Preempting a formal introduction by AMD alone, both AMD and Diamond have publicly introduced the Radeon HD 4850. Both the reference video card and Diamond's own model are some of the few upper mid-range cards to fit in a single card slot while still outperforming more expensive cards: in benchmarks, the 4850 is known to roughly match the performance of the more expensive GeForce 9800 GTX and the dual-chip Radeon HD 3870 X2. A boost in the number of stream (pixel and vertex) processors from 320 to 480, plus a 625MHz core clock speed and 993MHz memory, is credited for much of the improvement.
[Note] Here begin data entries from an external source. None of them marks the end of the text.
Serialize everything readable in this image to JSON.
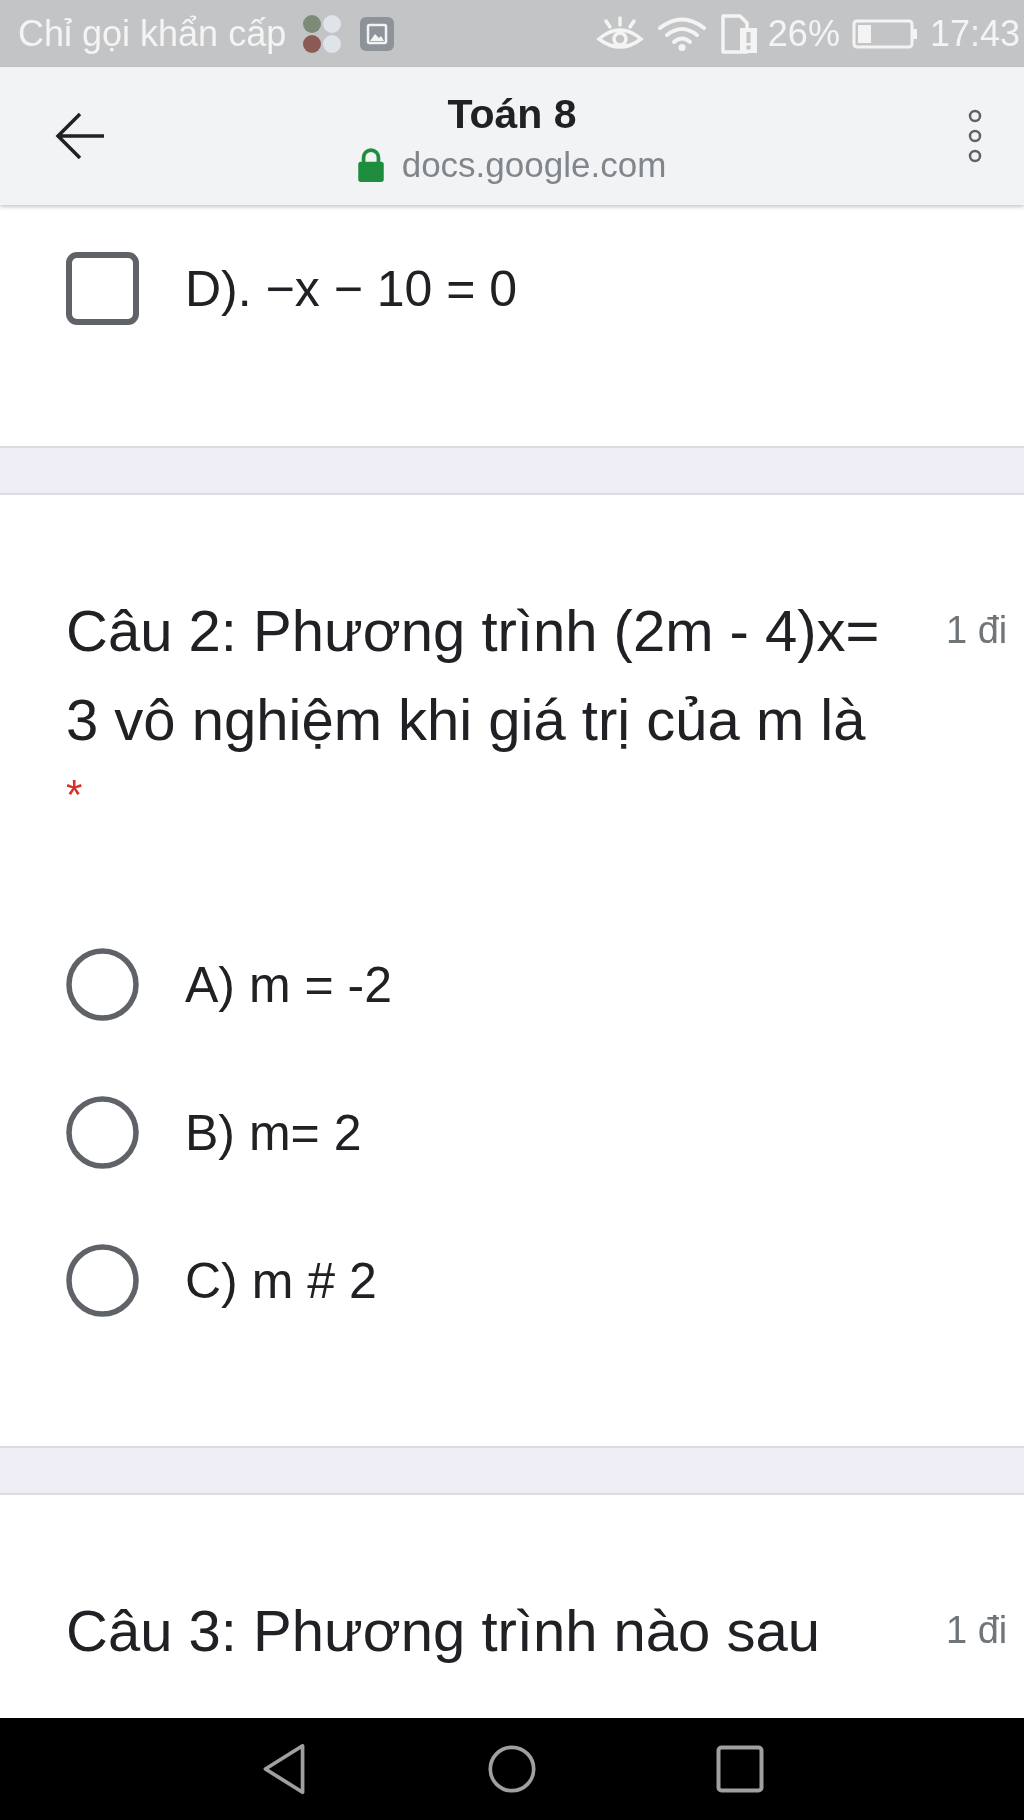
{
  "status_bar": {
    "notification_text": "Chỉ gọi khẩn cấp",
    "battery_percent": "26%",
    "time": "17:43"
  },
  "browser_bar": {
    "title": "Toán 8",
    "url": "docs.google.com"
  },
  "form": [
    {
      "kind": "continuation",
      "options": [
        {
          "kind": "checkbox",
          "label": "D). −x − 10 = 0",
          "checked": false
        }
      ]
    },
    {
      "kind": "question",
      "title": "Câu 2: Phương trình (2m - 4)x= 3 vô nghiệm khi giá trị của m là",
      "points": "1 đi",
      "required_mark": "*",
      "options": [
        {
          "kind": "radio",
          "label": "A) m = -2",
          "selected": false
        },
        {
          "kind": "radio",
          "label": "B) m= 2",
          "selected": false
        },
        {
          "kind": "radio",
          "label": "C) m # 2",
          "selected": false
        }
      ]
    },
    {
      "kind": "question",
      "title": "Câu 3: Phương trình nào sau",
      "points": "1 đi"
    }
  ]
}
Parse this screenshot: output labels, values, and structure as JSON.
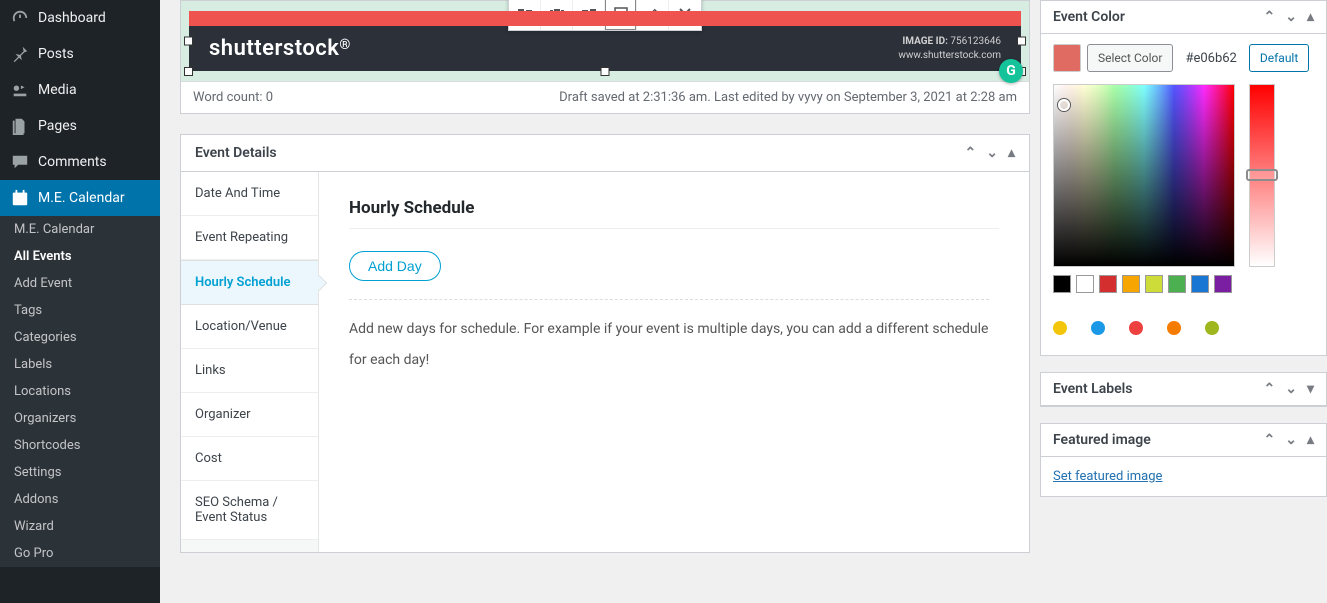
{
  "sidebar": {
    "main_items": [
      {
        "icon": "dashboard",
        "label": "Dashboard"
      },
      {
        "icon": "pin",
        "label": "Posts"
      },
      {
        "icon": "media",
        "label": "Media"
      },
      {
        "icon": "pages",
        "label": "Pages"
      },
      {
        "icon": "comments",
        "label": "Comments"
      },
      {
        "icon": "calendar",
        "label": "M.E. Calendar",
        "active": true
      }
    ],
    "submenu": [
      {
        "label": "M.E. Calendar"
      },
      {
        "label": "All Events",
        "current": true
      },
      {
        "label": "Add Event"
      },
      {
        "label": "Tags"
      },
      {
        "label": "Categories"
      },
      {
        "label": "Labels"
      },
      {
        "label": "Locations"
      },
      {
        "label": "Organizers"
      },
      {
        "label": "Shortcodes"
      },
      {
        "label": "Settings"
      },
      {
        "label": "Addons"
      },
      {
        "label": "Wizard"
      },
      {
        "label": "Go Pro"
      }
    ]
  },
  "editor": {
    "shutterstock_text": "shutterstock",
    "image_id_label": "IMAGE ID:",
    "image_id": "756123646",
    "image_source": "www.shutterstock.com",
    "word_count": "Word count: 0",
    "status": "Draft saved at 2:31:36 am. Last edited by vyvy on September 3, 2021 at 2:28 am"
  },
  "event_details": {
    "title": "Event Details",
    "tabs": [
      "Date And Time",
      "Event Repeating",
      "Hourly Schedule",
      "Location/Venue",
      "Links",
      "Organizer",
      "Cost",
      "SEO Schema / Event Status"
    ],
    "active_tab_index": 2,
    "content": {
      "heading": "Hourly Schedule",
      "add_button": "Add Day",
      "description": "Add new days for schedule. For example if your event is multiple days, you can add a different schedule for each day!"
    }
  },
  "event_color": {
    "title": "Event Color",
    "select_label": "Select Color",
    "hex": "#e06b62",
    "default_label": "Default",
    "swatches": [
      "#000000",
      "#ffffff",
      "#d32f2f",
      "#f7a500",
      "#cddc39",
      "#4caf50",
      "#1976d2",
      "#7b1fa2"
    ],
    "tag_dots": [
      "#f4c60b",
      "#1c99e6",
      "#ef4040",
      "#f57c00",
      "#9fb61f"
    ]
  },
  "event_labels": {
    "title": "Event Labels"
  },
  "featured_image": {
    "title": "Featured image",
    "link": "Set featured image"
  }
}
In keeping with other Radeon HD 4000-series cards due to be announced soon, the 4850 also introduces AMD's second iteration of its Universal Video Decoder that adds full hardware acceleration for video in MPEG-2 format alongside earlier H.264 and VC-1 boosts. The change further takes the burden of rendering video away from the main system processor and frees it up to perform more important tasks. Support for more advanced visual effects in DirectX 10.1 and OpenGL 2.0 carry over from the 3000 series.
Diamond's own card is shipping immediately and is available today from Amazon at its official $200 price, putting it well below the cost of cards that would normally offer similar performance. AMD itself, ASUS, Sapphire, and other card makers are expected to use the Radeon HD 4850 in the near future, as are larger PC builders.
NVIDIA has quietly countered the 4850 with the GeForce 9800 GTX+, a $230 card which overclocks the stock 9800 GTX without changing features.